Be sure to pass in the correct path to the validation directory as we defined above. Certbot creates files in that directory and then expects to be able to access them on the URL we defined in our Nginx config earlier. You can add as many additional domains as you like using the -d flag, but note that they will all be individually validated.

If all goes well…

Configuring Nginx to use the certificate: Add the following lines to your Nginx server block:

listen 443 ssl;
server_name example.com www.example.com;
ssl_certificate /etc/letsencrypt/live/example.com/fullchain.pem;
ssl_certificate_key /etc/letsencrypt/live/example.com/privkey.pem;

Where example.com is your domain name.

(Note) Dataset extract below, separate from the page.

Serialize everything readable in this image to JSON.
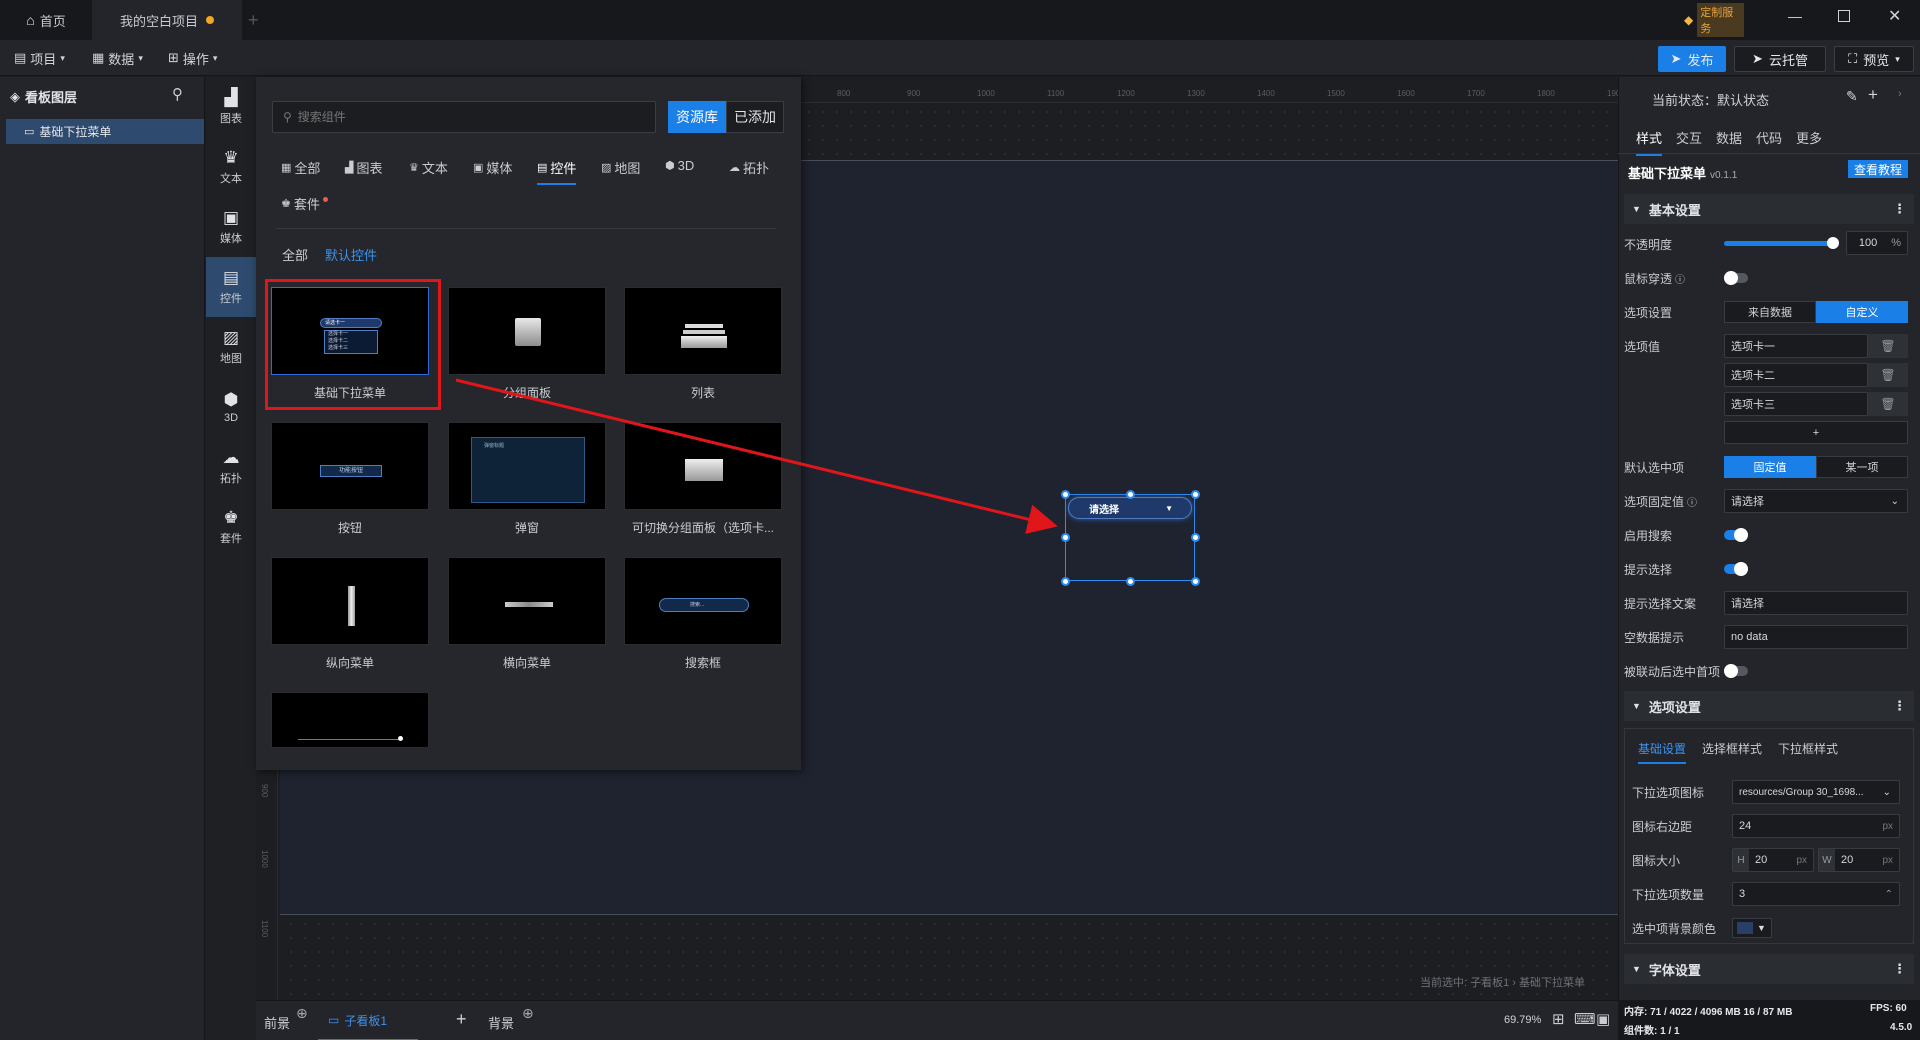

If you supplied multiple domains names to Certbot and aren’t sure which one is the authoritative one for this site, you can see what Certbot calls this site by listing the contents of /etc/letsencrypt/live/ .

Test your config again and restart Nginx. You should now be able to access your site over HTTPS and receive your new certificate in the handshake.

Stub HTTPS configs for other vhosts: If there are any vhosts on your server for which you do not intend to serve HTTPS traffic, you can add configuration to their Nginx configs to use the self-signed certificate we prepared above. That way, although HTTPS visitors will still get a certificate error, you can at least control the name and details of that certificate to make them appear friendlier. Otherwise, visitors may be served a certificate from one of your other HTTPS-enabled vhosts, which can cause confusion.

Setting up auto-renewal: To ensure your certificates stay up to date, add a task to root’s crontab:

$ sudo crontab -e

Add the following lines – this will cause Certbot to check for renewals once a week:

30 2 * * 1 /usr/local/sbin/certbot-auto renew >> /var/log/le-renew.log
35 2 * * 1 /etc/init.d/nginx reload

There’s more detail about this step in the link below. Hopefully, this is your HTTPS dance done!

Further reading: This is an intentionally brief guide aimed at coherently describing the main tasks in this process. I highly recommend reading more about the setup and maintenance of Let’s Encrypt (I used this guide originally) and adding much more to your Nginx configuration to (among other things) redirect from HTTP to HTTPS and bolster your SSL configuration to achieve an A rating or better on Qualys SSL Test. For that I used these two guides.